What blockade you might ask? If you are not reading the odd article in the NY Times or following periodic reports from Al Jazeera and BBC, relying primarily on North American media sources, then you will be forgiven for knowing very little about the blockade underway on the border between Nepal and India.
While I don’t want to get into the politics behind the blockade, here’s an article from the Washington Post that will give some background on why Nepal has once again, ground to a halt. For the past week, all goods and fuel have been stalled at the border between Nepal and India – the primary gateway of goods and fuel to Nepal. As a landlocked and mountainous country, Nepal has few options on how it imports it’s goods.
For those of you wondering why goods cannot be trucked into Nepal along the highway from Tibet/China, it’s because much of that highway was wiped out during the recent earthquakes. And although there is hope the highway will be reopened within a week, any photos I have seen of the work remaining to be done does not give me hope that the highway will be cleared any time soon.
In any event, what interests me more is the impact the blockade has on the day-to-day lives of the Nepalese, who are still reeling after the devastating earthquakes some 5 months ago.
There are huge shortages of fuel for vehicles, potable water is scarce, gas for cooking, basic foodstuffs such as rice, lentils, oil, sugar, salt etc and medical supplies are beginning to dwindle. Without fuel, local buses, tuk tuks and taxis are no longer running. No goods can be delivered. No water can be delivered. Internet service is sporadic as during the 8-12 hours of electricity blackouts per day, the internet servers are kept up and running with generators … which of course, need fuel.
The lineups for the available fuel are just incredible. People are resorting to walking or biking – I hear bike shops are doing a roaring trade! But the sale of bikes will also stall, as most bikes are imported from India. There is even a facebook page called Carpool Kathmandu where people are listing their journey details and folks can grab a ride in what would otherwise be an empty car.
The only good thing about the fuel shortage is a significant increase in air quality throughout the Kathmandu Valley, with only 10% of the usual number of cars on the road.
I was keen to find out how SIRC was dealing with the effects of the blockade and spoke to Dipesh Pradhan, who is SIRC’s Administrative Director. Dipesh is responsible for the day to day operations of the facility and has had a lot on his plate over the past few months as you can imagine.
Mercifully, SIRC has it’s own water supply and grows many of the vegetables it uses to feed the patients, their caregivers and staff. Happily Dipesh is a good organizer and anticipated the potential for food shortages over a month ago when the trouble first started to brew at the border.
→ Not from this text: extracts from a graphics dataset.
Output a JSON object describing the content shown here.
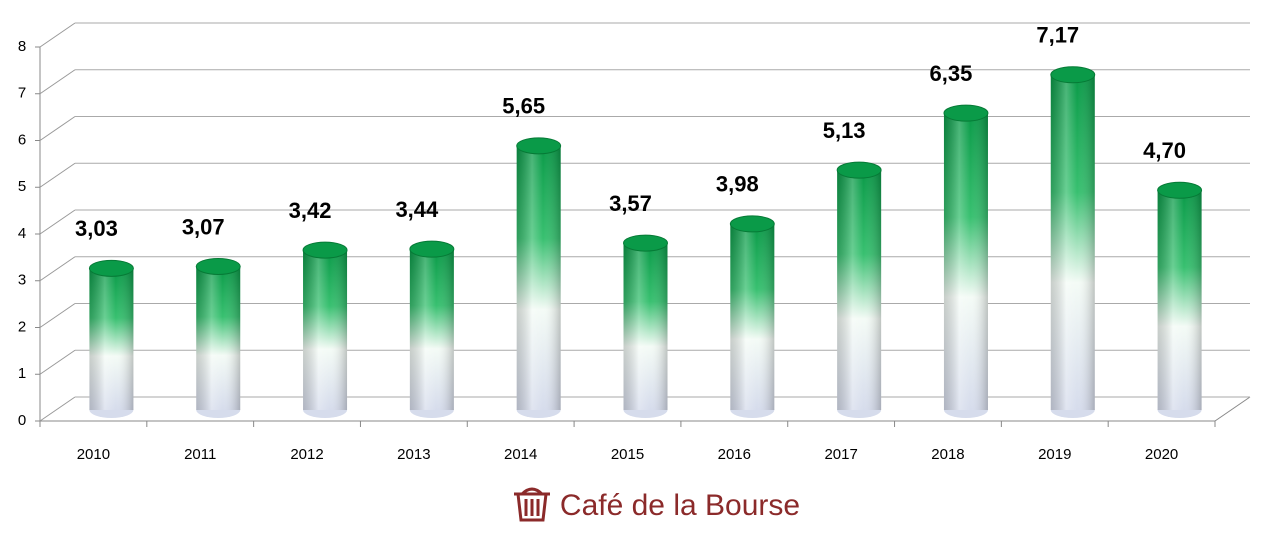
{
  "chart_data": {
    "type": "bar",
    "style": "3d-cylinder",
    "categories": [
      "2010",
      "2011",
      "2012",
      "2013",
      "2014",
      "2015",
      "2016",
      "2017",
      "2018",
      "2019",
      "2020"
    ],
    "values": [
      3.03,
      3.07,
      3.42,
      3.44,
      5.65,
      3.57,
      3.98,
      5.13,
      6.35,
      7.17,
      4.7
    ],
    "value_labels": [
      "3,03",
      "3,07",
      "3,42",
      "3,44",
      "5,65",
      "3,57",
      "3,98",
      "5,13",
      "6,35",
      "7,17",
      "4,70"
    ],
    "color": "#0a9a48",
    "ylim": [
      0,
      8
    ],
    "yticks": [
      0,
      1,
      2,
      3,
      4,
      5,
      6,
      7,
      8
    ],
    "grid": true,
    "source": "Café de la Bourse"
  }
}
He stockpiled oil for cooking, rice, lentils, salt, flour, sugar as well as some fuel (as much as he could) and of course the all important medical supplies needed for the seriously ill patients.
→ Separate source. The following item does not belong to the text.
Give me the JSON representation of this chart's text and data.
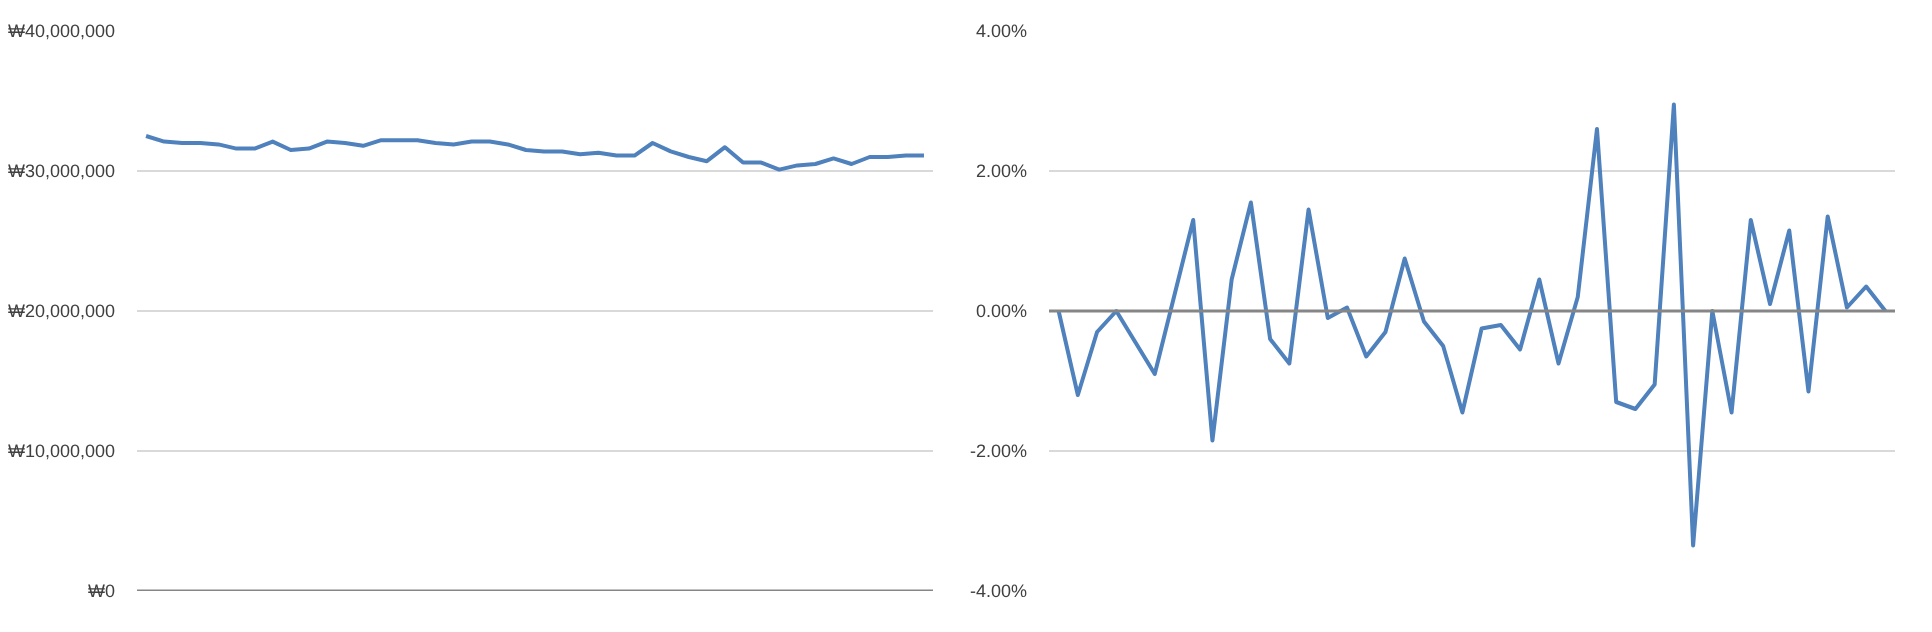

What he could not find to stockpile, was cooking gas. SIRC is located right next door to a gas distribution centre and even they have no gas to distribute after a week’s blockade. Five months after the earthquakes, there are still over 100 patients receiving medical care and rehabilitation at SIRC. Add in their family/caregivers plus staff, and the facility needs to provide two meals plus snack to 250+ people daily. With this many mouths to feed and no cooking gas, Dipesh and team had to get their thinking caps on. There was nothing for it but to build an outdoor cooking station in the area just behind the facility’s kitchen, and set up a wood-burning stove made from stacked bricks with metal supports for the giant cooking kadai.
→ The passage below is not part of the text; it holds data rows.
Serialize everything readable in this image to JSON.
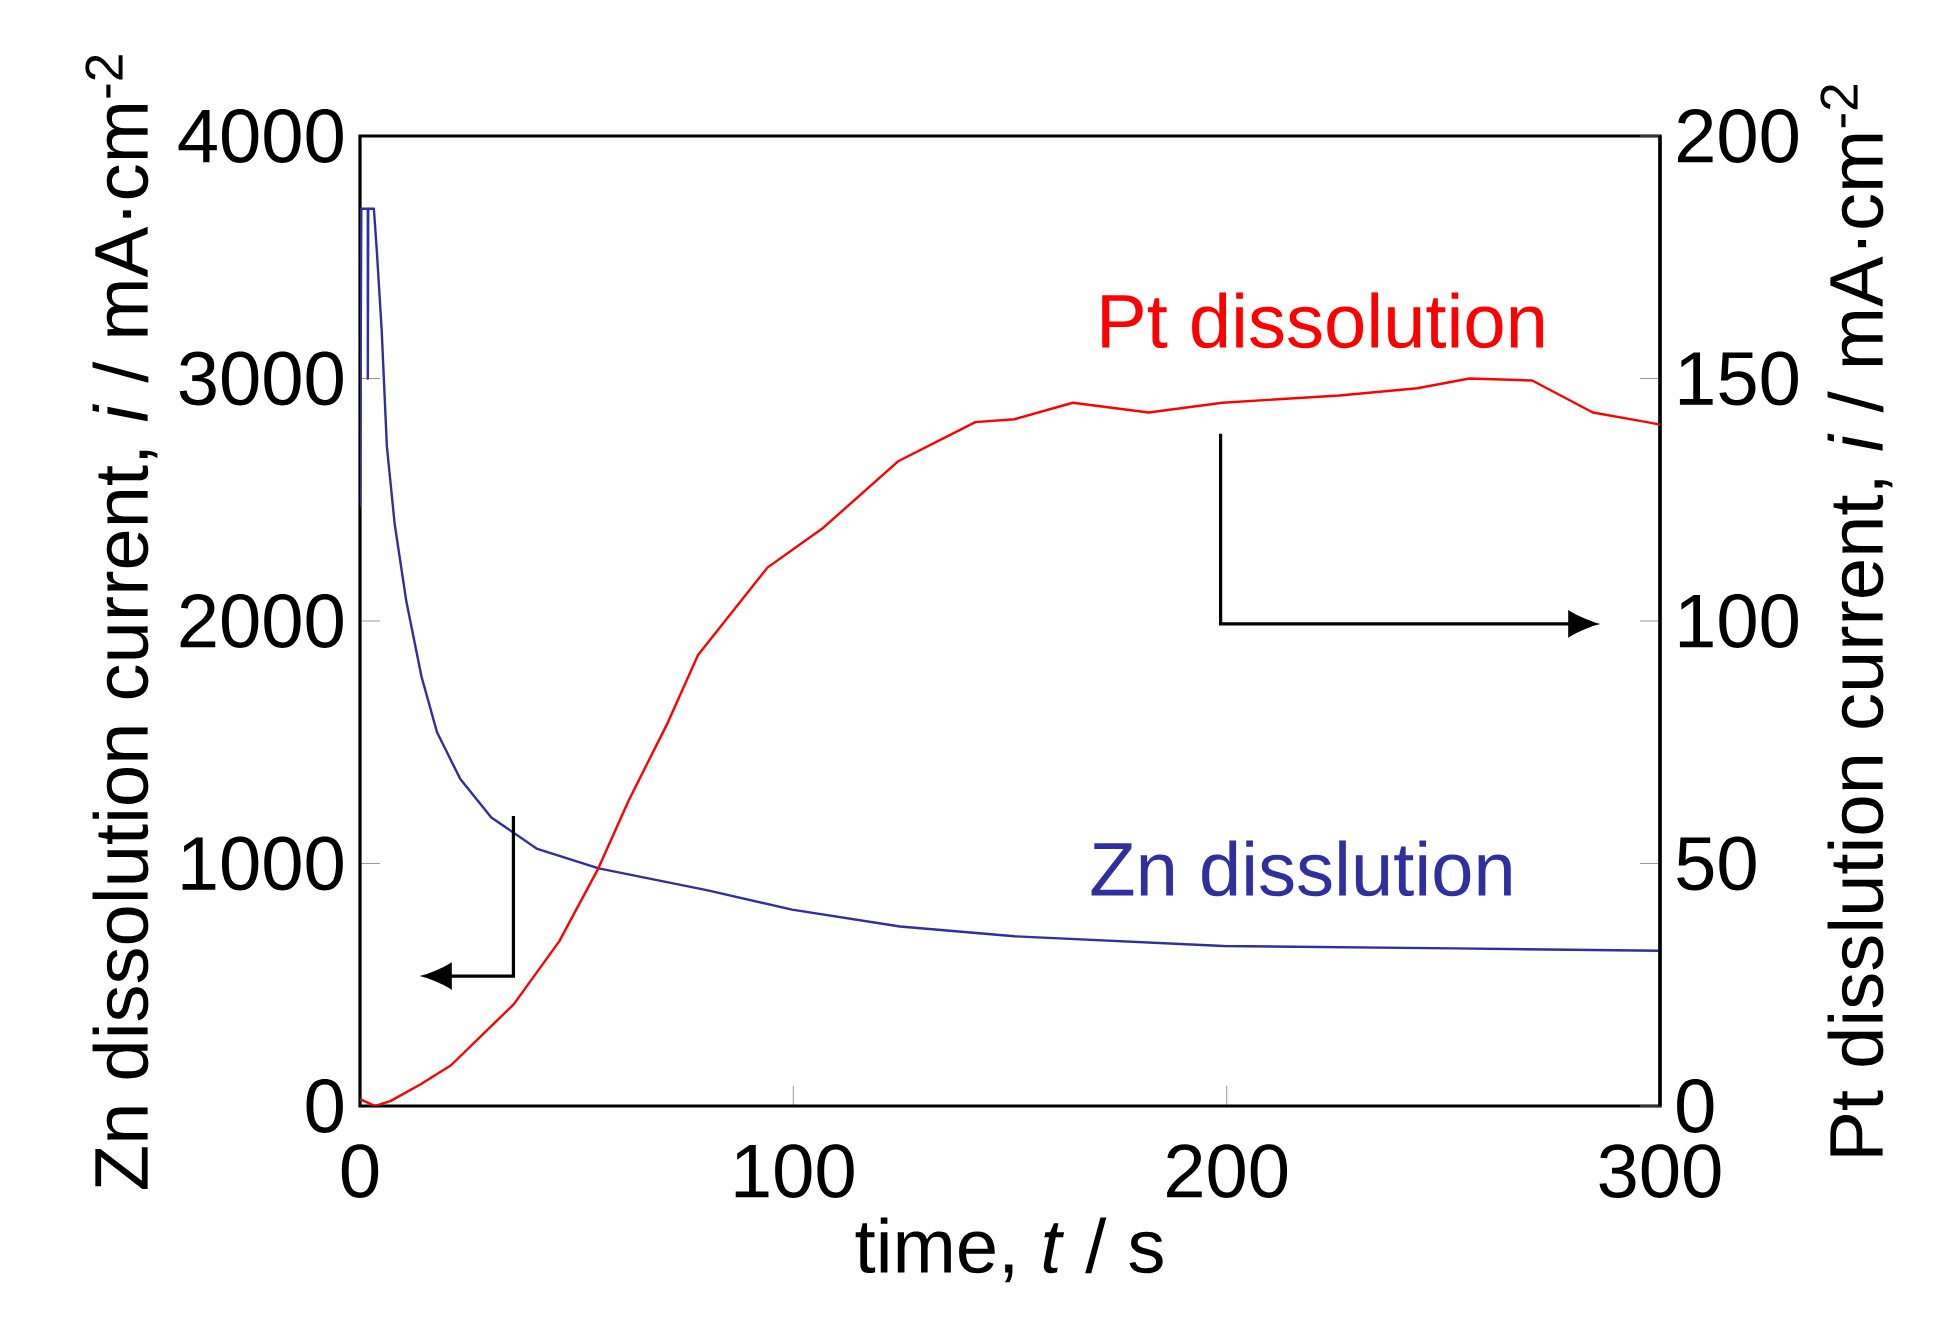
{
  "chart_data": {
    "type": "line",
    "xlabel": "time, *t* / s",
    "ylabel": "Zn dissolution current, *i* / mA·cm$^{-2}$",
    "y2label": "Pt disslution current, *i* / mA·cm$^{-2}$",
    "xlim": [
      0,
      300
    ],
    "xticks": [
      0,
      100,
      200,
      300
    ],
    "ylim": [
      0,
      4000
    ],
    "yticks": [
      0,
      1000,
      2000,
      3000,
      4000
    ],
    "y2lim": [
      0,
      200
    ],
    "y2ticks": [
      0,
      50,
      100,
      150,
      200
    ],
    "series": [
      {
        "name": "Pt dissolution",
        "color": "#ff0000",
        "axis": "y2",
        "x": [
          0,
          3.5,
          7,
          14,
          21,
          35.5,
          46,
          55,
          62,
          71,
          78,
          94,
          106.6,
          124.3,
          142,
          151,
          164.5,
          182,
          199,
          226,
          244,
          256,
          270.5,
          284.5,
          297,
          300
        ],
        "values": [
          1.4,
          0,
          1,
          4.5,
          8.4,
          21,
          34,
          49,
          63,
          79,
          93,
          111,
          119,
          133,
          141,
          141.6,
          145,
          143,
          145,
          146.5,
          148,
          150,
          149.6,
          143,
          141,
          140.5
        ]
      },
      {
        "name": "Zn disslution",
        "color": "#2f2f9f",
        "axis": "y",
        "x": [
          0,
          0.3,
          1.8,
          1.8,
          1.9,
          3.2,
          3.9,
          5,
          6.2,
          8,
          10.7,
          14.2,
          17.8,
          23.1,
          30.3,
          40.9,
          55.1,
          80,
          99.7,
          124.6,
          151,
          199.3,
          252.5,
          300
        ],
        "values": [
          2470,
          3700,
          3700,
          3000,
          3700,
          3700,
          3520,
          3200,
          2720,
          2400,
          2080,
          1770,
          1540,
          1350,
          1190,
          1060,
          980,
          890,
          810,
          740,
          700,
          660,
          650,
          640
        ]
      }
    ]
  }
}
Although there is a large wooded area further up the hill from the SIRC facility, felling trees from this lot is not allowed and as a result, Dipesh had to source over 1000kg of wood for cooking purposes from the general marketplace. This will last about 10 days so he is already speaking with representatives from the Department of Forestry and other Forestry Committees, to secure a regular supply of wood for the facility, should the blockade continue.
As for fuel to run the staff bus and ambulances that carry patients to and from other hospitals for specialized treatment, Dipesh has had to be pretty smart on how to allocate SIRC’s daily ration. Because SIRC is a hospital facility, it is allocated 30 litres of fuel a day. This daily allocation is shared between the vehicles as well as running the generator to keep things like air mattresses inflated (helps avoid pressure sores & subsequent infections). Unnecessary trips are restricted, no idling of vehicles etc. Dipesh tells me at this time, he is fortunately not yet experiencing problems ferrying the staff who primarily live in Kathmandu and Bhaktapur, to SIRC in the Saanga hills. Long may this last.
To end this posting, I’d like you to take a moment to be grateful. Grateful for all we have, while we sit in our warm homes, with food to eat and fuel in our vehicles to go wherever we wish. And to give some thought to the tenacity of the people of Nepal who yet again, leave me humbled.